Wednesday 23 January 2019


A FAN’S NOTES

Tumbling Dice

When I fly way back home to Montreal I usually revel in walking her streets. Much of the city has changed throughout the thirty years I’ve been gone yet much remains frozen in time. I was there last week and it was freezing. Trudging to a depanneur for cigarettes and beer was all the activity I was able to muster up. There were other extenuating circumstances, my mother’s funeral for one. But when you’re cold, down and literally blue, that doesn’t mean magic and serendipity can’t muscle their way into your life.

Beyond its astonishing catalogue of recorded music I do not know the full story of Three O’Clock Train. This is hometown bias speaking but the band should be in the same national conversation as Blue Rodeo and the Tragically Hip. Who’s to say why the dice tumbled as they did? A twisting tale of the rock ‘n’ roll road remains to be told. All I can say with any assurance is that group’s frenetic mash of country, rock and punk was unlike anything I’d heard or seen before in Montreal clubs in the late eighties. No synths, no fey icky-sticky hairdos.

Three O’Clock Train kicked off its latest tour last Friday night, my circumstantial lucky night, in Old Montreal at the Centaur Theatre’s bar. The dead of winter, the northern chitlin’ circuit, tell me what else are you going to do? I figured I could walk to the gig through Montreal’s Underground City until I realized that show time and the open hours of some of my avenues did not coincide.

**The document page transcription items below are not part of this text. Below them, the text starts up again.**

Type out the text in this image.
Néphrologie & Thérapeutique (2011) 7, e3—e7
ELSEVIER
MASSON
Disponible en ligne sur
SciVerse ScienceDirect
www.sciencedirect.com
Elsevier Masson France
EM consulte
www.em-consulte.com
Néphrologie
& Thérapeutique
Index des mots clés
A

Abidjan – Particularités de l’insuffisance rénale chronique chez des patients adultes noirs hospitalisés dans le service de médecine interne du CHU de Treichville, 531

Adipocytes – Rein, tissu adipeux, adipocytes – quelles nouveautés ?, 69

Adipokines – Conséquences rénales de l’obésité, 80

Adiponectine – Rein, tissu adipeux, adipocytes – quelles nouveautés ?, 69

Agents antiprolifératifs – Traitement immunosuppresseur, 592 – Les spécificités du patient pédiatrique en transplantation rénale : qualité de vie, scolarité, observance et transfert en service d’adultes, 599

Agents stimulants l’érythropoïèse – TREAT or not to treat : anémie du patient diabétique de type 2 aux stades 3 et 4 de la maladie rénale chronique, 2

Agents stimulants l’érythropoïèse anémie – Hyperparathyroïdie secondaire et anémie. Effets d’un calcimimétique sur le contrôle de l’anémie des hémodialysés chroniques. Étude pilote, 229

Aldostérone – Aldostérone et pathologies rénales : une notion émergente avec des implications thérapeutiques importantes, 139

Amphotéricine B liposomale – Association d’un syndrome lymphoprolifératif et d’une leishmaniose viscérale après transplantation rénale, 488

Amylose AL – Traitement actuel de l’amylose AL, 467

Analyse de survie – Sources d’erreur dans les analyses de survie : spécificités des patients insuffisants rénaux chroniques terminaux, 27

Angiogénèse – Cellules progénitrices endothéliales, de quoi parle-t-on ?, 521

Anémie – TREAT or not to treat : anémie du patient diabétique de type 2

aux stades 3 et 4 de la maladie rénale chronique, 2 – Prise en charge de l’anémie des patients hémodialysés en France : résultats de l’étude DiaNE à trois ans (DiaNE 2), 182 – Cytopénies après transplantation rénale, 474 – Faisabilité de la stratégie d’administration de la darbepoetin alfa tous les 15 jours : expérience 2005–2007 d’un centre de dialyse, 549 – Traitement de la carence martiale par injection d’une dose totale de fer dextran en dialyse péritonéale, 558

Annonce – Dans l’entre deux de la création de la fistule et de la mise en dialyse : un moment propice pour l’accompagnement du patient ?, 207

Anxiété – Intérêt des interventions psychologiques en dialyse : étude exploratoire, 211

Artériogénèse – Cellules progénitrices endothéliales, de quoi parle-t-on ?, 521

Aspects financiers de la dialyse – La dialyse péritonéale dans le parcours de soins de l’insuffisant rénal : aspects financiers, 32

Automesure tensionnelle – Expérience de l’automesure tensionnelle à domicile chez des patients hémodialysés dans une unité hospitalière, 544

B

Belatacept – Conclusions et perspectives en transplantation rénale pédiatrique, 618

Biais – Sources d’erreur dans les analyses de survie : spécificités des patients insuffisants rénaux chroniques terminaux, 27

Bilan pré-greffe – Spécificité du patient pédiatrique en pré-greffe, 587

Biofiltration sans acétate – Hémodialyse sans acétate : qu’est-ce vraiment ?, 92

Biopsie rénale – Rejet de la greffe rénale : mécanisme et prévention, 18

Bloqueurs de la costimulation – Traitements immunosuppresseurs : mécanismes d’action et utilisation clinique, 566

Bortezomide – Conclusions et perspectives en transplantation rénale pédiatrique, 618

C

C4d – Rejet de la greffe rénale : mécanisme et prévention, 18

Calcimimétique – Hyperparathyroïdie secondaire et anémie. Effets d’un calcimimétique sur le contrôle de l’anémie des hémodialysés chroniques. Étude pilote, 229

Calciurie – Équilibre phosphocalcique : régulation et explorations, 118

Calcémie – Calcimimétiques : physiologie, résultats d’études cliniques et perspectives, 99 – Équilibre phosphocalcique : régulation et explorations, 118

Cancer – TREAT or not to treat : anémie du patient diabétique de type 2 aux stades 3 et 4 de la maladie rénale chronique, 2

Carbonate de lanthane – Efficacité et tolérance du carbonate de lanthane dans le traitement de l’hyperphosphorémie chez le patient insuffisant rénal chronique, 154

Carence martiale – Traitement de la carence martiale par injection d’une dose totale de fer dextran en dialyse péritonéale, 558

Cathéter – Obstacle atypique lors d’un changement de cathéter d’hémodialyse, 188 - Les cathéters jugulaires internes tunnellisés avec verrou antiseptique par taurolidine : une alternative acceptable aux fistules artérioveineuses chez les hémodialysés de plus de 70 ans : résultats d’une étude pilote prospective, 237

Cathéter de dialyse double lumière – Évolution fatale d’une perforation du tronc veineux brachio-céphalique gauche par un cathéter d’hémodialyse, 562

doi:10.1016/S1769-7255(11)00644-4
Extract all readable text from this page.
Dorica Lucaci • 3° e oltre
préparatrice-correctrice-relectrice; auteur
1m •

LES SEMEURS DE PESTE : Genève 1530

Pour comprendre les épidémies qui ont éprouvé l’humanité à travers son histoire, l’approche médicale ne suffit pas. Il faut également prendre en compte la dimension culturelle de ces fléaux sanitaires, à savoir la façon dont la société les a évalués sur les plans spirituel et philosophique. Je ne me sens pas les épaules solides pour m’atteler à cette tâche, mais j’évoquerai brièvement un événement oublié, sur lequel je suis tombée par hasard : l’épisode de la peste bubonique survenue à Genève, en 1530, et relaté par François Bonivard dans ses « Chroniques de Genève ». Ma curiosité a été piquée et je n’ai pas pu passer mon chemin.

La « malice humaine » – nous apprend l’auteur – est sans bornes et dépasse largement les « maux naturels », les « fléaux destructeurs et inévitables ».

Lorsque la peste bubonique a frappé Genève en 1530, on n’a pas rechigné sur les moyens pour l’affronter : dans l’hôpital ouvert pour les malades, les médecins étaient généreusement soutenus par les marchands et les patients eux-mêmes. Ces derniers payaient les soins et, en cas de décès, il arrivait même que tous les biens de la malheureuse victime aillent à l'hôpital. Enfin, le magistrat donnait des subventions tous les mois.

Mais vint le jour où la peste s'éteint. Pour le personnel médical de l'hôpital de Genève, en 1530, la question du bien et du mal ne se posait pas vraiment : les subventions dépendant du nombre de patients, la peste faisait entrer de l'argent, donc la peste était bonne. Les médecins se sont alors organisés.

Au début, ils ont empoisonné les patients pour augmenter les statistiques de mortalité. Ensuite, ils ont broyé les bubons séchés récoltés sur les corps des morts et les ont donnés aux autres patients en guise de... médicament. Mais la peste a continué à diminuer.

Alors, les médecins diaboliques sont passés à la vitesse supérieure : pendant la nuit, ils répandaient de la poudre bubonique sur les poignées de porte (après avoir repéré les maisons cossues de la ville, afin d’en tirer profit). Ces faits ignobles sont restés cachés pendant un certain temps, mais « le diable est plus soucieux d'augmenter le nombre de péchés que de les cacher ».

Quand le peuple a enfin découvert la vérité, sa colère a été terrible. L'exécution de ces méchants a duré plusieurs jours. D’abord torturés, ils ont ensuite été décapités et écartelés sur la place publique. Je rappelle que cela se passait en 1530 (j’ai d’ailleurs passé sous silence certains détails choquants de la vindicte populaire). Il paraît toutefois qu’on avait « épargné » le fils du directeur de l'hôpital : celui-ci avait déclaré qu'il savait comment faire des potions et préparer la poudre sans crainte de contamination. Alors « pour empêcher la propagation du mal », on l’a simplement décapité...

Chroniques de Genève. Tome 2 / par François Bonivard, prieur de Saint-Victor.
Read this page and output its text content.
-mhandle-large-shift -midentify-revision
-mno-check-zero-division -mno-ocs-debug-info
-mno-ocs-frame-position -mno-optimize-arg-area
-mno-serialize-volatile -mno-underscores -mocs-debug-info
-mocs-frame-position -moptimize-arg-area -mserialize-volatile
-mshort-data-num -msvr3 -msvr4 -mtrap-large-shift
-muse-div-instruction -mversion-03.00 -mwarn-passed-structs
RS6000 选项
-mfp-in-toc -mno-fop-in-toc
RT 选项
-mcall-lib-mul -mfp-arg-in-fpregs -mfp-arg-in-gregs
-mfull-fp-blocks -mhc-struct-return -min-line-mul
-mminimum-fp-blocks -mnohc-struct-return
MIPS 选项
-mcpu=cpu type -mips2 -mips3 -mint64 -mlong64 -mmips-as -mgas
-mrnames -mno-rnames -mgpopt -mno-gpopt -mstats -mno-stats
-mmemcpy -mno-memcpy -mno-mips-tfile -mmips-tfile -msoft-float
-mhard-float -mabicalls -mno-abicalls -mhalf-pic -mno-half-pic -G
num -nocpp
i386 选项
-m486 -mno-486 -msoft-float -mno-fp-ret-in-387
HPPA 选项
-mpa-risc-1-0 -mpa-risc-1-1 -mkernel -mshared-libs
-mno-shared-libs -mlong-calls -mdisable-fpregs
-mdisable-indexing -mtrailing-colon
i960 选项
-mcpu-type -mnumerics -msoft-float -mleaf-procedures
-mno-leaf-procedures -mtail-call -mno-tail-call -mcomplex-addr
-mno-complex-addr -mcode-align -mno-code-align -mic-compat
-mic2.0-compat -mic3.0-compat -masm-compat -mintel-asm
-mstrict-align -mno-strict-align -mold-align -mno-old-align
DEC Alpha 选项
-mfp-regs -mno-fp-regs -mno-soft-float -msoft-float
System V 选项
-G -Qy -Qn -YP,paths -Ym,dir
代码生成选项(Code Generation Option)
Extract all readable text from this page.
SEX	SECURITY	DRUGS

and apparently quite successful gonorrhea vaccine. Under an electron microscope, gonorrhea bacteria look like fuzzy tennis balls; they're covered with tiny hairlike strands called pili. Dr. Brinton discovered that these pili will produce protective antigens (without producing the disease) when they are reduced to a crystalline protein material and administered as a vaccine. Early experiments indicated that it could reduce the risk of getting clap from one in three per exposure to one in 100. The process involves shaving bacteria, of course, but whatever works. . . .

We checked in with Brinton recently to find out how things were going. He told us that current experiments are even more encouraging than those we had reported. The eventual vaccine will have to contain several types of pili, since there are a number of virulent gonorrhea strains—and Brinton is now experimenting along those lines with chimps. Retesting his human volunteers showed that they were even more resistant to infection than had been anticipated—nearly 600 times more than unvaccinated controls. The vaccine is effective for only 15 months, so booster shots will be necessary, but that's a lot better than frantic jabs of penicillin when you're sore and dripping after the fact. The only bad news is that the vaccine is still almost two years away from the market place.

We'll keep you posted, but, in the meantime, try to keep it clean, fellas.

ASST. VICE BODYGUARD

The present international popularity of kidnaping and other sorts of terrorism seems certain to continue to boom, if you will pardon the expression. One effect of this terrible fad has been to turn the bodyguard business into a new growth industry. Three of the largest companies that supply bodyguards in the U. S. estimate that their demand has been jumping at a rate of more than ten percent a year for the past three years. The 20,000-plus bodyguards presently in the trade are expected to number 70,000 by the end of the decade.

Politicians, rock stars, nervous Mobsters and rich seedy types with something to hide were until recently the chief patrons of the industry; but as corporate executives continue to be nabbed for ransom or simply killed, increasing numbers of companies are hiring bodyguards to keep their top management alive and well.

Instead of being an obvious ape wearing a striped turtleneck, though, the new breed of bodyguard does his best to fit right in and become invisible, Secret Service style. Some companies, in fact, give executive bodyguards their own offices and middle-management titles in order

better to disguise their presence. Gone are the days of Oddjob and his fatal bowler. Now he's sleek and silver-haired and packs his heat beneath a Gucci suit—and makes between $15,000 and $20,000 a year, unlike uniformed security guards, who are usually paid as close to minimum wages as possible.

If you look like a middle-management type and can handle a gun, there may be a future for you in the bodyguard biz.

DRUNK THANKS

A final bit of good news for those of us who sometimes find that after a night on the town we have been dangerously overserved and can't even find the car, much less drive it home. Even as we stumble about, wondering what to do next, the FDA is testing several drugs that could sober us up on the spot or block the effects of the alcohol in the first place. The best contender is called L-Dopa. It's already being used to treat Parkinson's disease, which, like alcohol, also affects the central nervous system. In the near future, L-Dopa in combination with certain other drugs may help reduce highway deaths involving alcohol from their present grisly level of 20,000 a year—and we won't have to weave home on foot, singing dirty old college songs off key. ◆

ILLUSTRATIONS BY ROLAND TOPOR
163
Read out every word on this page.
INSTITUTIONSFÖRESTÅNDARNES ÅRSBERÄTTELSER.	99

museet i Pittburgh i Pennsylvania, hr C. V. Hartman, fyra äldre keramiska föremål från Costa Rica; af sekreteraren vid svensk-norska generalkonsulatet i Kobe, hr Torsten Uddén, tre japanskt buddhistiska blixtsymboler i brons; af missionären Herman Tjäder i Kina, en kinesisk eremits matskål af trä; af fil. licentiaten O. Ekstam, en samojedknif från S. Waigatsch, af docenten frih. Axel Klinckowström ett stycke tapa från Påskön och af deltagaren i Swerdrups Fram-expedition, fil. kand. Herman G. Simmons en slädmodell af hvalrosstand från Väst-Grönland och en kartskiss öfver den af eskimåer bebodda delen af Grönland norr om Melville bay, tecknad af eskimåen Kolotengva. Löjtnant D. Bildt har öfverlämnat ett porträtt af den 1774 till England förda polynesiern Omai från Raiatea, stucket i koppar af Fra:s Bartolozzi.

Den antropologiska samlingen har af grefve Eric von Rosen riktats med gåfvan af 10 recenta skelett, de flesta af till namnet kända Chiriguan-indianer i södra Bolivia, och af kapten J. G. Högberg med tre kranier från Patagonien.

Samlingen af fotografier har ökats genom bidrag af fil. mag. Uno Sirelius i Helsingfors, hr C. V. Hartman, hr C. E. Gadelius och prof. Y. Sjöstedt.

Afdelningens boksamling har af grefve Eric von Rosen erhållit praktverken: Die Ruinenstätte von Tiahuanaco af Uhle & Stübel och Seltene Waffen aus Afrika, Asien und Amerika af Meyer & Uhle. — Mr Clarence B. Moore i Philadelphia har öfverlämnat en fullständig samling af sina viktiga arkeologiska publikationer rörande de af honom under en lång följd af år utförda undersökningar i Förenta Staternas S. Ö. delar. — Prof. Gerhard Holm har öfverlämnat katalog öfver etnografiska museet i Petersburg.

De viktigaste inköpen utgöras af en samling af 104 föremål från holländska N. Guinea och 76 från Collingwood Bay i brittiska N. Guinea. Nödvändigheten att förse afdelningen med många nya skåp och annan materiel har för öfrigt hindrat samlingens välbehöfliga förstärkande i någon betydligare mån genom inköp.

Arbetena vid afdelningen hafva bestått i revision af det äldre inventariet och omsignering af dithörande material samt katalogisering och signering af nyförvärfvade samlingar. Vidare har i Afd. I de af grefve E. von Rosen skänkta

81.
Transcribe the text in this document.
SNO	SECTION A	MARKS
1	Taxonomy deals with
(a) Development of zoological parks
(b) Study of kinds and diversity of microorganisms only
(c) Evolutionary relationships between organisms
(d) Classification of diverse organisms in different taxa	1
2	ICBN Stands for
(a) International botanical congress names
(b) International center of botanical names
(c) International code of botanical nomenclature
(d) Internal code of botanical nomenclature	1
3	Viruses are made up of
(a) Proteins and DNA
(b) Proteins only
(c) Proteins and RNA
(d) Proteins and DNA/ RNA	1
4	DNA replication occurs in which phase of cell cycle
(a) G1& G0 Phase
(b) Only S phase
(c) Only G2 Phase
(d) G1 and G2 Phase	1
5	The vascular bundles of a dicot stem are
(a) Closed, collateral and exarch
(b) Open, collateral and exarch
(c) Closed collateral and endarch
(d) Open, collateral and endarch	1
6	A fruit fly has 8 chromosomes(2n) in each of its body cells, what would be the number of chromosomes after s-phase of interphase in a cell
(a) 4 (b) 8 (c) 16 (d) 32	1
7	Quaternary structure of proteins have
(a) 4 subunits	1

I instead descended into the Metro for the first time in decades. There’s something about olfactory memory: forced canned air, oil, hot rubber and commuters obviously overdue for baths despite the cloak of their parkas. Litter on greasy tiles beside trash bins. I took the Green line, changed to the Orange line and emerged where I knew I would, greeted by the Notre Dame Basilica lit electric blue.

I believe Three O’Clock Train’s founder and leader Mack MacKenzie and I are about the same age. Our musical foundation was our parents’ and older siblings’ record collections, hot wax from the fifties and sixties. I began to buy my own vinyl in the early seventies, my stuff, my sound, and became enamoured with punk about the time I was eligible to vote and buy booze. I’ve a hunch Mack embarked on a similar journey. I have interviewed Mack and have written about him before. We are acquainted ever so slightly. His music resonates with me perhaps because we share a slice of time and place. As Mack sings, “Her name is Montreal.”

Cobblestones, muck and ice but no horseshit, I slithered my way uphill to the stone temple that housed Montreal’s original stock exchange. Inside I secured a bottle of Sleeman’s and a good table. I was proactive regarding the toilets, learned where they were and made sure they were clean because once you reach a certain age complete with certain hang-ups small things become big and so I was hugely relieved by the state of affairs in the facilities; this is fundamental stuff, just as there’s a proper way and no other way to load a dishwasher. Anyway, I’d be able to enjoy the show and leave the frets for Mack’s guitars.

The first set featured ballads and a couple of well chosen covers, notably soaring renditions ‘Love Hurts’ and ‘Bring It on Home.’ Mack’s own songs stand up to a stripped down approach. His observations are sharp; his lyrics are often poignant, sometimes humourous and always clever. His phrasing is clear, concise, a bonus for a word freak such as me. And gee, who else would sweat the fate of the Wicked Witch of the West’s unemployed flying monkeys? “The scarecrow got a Ph.D.”

The night got hotter and faster once the drummer took his place behind his kit. The second half was this fan boy’s fever dream: Did I write the set list? The hits kept coming like rabbit punches in a one-sided hockey fight: ‘Be My Baby (He Says),’ ‘Train of Dreams,’ ‘The Devil Likes Me,’ ‘Love to Rain’ - Bam! Bam! Bam! Let me up, I’ve had enough. New material from the just released Cuatro de Los Angeles EP including ‘It’s Not Worth It’ and ‘Lucky Day’ blended seamlessly with the band’s road tested catalogue. Sometime around midnight Three O’Clock Train ripped through their final number which was ‘Down at the Arcade,’ possibly the only upbeat song Lou Reed ever wrote.

As I slid back down to the Metro station I marveled at the wonder and mystery of it all, life; the synchronicity, the yin and the yang, the nature of coincidence. The day before I’d listened to a Catholic liturgy, delivered a eulogy for yet another immediate family member and had shoveled wet, black earth in the Cote des Neiges Cemetery. Damned if one of my favourite bands wasn’t playing an intimate barroom just when I needed a hefty dose of three-chord medicine. What were the odds? Lady Luck had blown on the dice as they’d tumbled. There exists a sort of grace for us all.